The resulting book, “Cleaving: A Story of Marriage, Meat, and Obsession,” is set to come out in December."

natalie sztern said...

I absolutely find bloggers a snobbish clique of people who have very little time for those not blogging. I say who cares, I read them for the fun and the facts...and since I have retired three weeks ago, moved and am starting with an empty nest...I have decided to begin a blog too.

As a reader and commenter of a gazillion blogs I am finally ready to do one too with a purpose to it.

Only one thing I am worried about and that is I find just reading blogs is a full time job so how about giving hints on where you or your fellow bloggers find the time to blog and have a life outside the kitchen? plllleeeaasssseee....

Tania said...

I am looking forward to seeing the movie next week.

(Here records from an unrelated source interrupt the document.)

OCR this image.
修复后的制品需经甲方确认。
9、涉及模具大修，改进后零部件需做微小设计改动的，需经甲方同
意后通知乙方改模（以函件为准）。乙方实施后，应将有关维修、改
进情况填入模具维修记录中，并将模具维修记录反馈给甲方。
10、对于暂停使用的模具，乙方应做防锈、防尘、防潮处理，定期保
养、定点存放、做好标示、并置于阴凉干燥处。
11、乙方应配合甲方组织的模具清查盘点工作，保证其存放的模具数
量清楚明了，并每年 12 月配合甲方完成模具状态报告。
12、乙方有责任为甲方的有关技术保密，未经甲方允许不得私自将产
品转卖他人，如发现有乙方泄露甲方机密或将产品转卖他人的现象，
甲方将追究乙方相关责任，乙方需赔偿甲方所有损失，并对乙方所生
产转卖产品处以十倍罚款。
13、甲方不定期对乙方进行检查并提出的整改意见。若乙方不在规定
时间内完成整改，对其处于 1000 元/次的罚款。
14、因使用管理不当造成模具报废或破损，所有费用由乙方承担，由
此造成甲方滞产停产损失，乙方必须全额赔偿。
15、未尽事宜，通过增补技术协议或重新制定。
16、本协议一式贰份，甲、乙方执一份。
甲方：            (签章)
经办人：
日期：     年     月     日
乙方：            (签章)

I was lucky enough to have a friend send me the book (which I devoured in three nights - quite an accomplishment with two little ones!) and am glad that I read it before seeing the movie. I love reading your blog and recipes.....makes me want to be a "better blogger!"

Thanks for the honest review!

Take care,
Tania

Katrina said...

Thank you for this great post. I saw the movie last week. Loved it. Have read up on Julie a bit, LOVE Julia. Have no reason to judge Julie or dislike her. What a wonderful treat that you got to go to the premiere and meet her. Great writing, you Foodie! ;)

AmyRuth said...

Kelly, I really enjoyed reading your well written article about Julie. I learned something about her and now I think I will read her book. Even after seeing the movie now twice I just didn't feel compelled to do so until you showed a different dimension of her personality. Of course I must cook the Boeuf Bourguignon along with the masses. That's just irresistible. Even in summer. Right? Thanks again for a great story. I love stories.